# KA PH co2 chart and it’s meaning?



## Bhu (17 Mar 2018)

Hello

I have a co2 KH. PH chart. I’m dosing co2 via an intank difuser. 

Does it mean if my KH is 9 and my Ph is 6.4 that my co2 is at that ridiculous high level of 107.5 or is that the maximum the water can hold if I add excessive amounts of co2 is 107.5? 

I test the ph with an accurate calibrated electronic meter and KA with a new test kit. Others in my area also test the KA to 9 so I’m happy with that figure. 

Where I live the water has a high KH I have already killed off one load of shrimps and at £85 a time I dont want to kill of another batch due to co2 poisoning (suffocation) 

My co2 liquid water tester is not even a light green it’s more of a dark green but doesn’t have the blue tint to it anymore.  When I lost the first batch of shrimp it went yellow. 

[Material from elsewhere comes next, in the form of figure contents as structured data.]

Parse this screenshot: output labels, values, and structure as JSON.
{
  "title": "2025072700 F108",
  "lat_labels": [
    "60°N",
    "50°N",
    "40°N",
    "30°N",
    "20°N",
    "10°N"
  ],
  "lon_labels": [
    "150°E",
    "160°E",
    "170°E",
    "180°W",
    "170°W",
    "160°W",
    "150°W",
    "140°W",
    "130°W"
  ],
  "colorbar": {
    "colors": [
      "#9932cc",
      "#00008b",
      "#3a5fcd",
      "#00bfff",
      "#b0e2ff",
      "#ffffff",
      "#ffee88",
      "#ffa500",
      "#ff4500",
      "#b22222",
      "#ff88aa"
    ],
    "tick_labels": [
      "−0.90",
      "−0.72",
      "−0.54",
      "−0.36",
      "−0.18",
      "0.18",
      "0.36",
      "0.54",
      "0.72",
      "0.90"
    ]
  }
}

I want to keep the co2 to a maximum to keep unwanted algae’s away and I’m dosing EI as per the instructions. Most. Plants are growing well but my HC gets like a blanket weed that I can pick off with tweezers. I read high co2 can keep that away as well. I’m hoping the shrimps with eat it also. 

Today I noticed that the blanket algae has gone so not sure if the shrimp have eaten it or it died back due to high levels of co2.  One of the smaller shrimp looks like it’s struggling a bit not sure if it’s due to co2 or something else hence my question. 

I have a huge flow of 1200 l/h on a 120l aquarium so flow is no issue. 

Any advice on the KA, PH and co2 chart and it’s meaning much appreciated. 

Thank you

Bhu


----------



## Edvet (17 Mar 2018)

This card is dangerous indeed. Don't use it to see how much CO2 you have or need, in fact throw it away.
Al kind of substances have influence on the pH apart from CO2. and the effect CO2 has on pH is dependend on buffering like hardness gives.
That"s why the general advice is: if you want to see how your CO2 functions do a pH profile.The drop you want is dependent on your KH and light level.


----------



## Bhu (17 Mar 2018)

I’m using the TMC GroBeam 600 Ultima ND - Twin and as said the KH is 9 somquite hard water. 

Really I should just trust the co2 liquid tester in the aquarium in the glass holder?


----------



## Bhu (17 Mar 2018)

Aquarium depth 55cm


----------



## Edvet (17 Mar 2018)

A dropchecker can work if you understand their limits
https://www.ukaps.org/index.php?page=co2-measurement-using-a-drop-checker


----------



## Bhu (17 Mar 2018)

So really at the end of the day it’s just to read the aquarium. Shrimp struggling turn co2 down, algae starting to bloom plants suffer turn up co2 and use minute adjustments until a balance is reached....


----------



## Zeus. (17 Mar 2018)

Edvet said:


> if you want to see how your CO2 functions do a pH profile.



Agree 100% get a cheap pH pen pen and paper and do a graph, best to get stable pH before lights on which takes about 2hrs dependant on your BPS/turnover/surface agitation.
use the DC colour change with a time delay of 1-2hrs to work out what the approx [CO2] is for a given pH


----------



## Bhu (17 Mar 2018)

Ok. Thanks for the advise. I have a good quality ph pen so will plot a graph and see what it tells me.


----------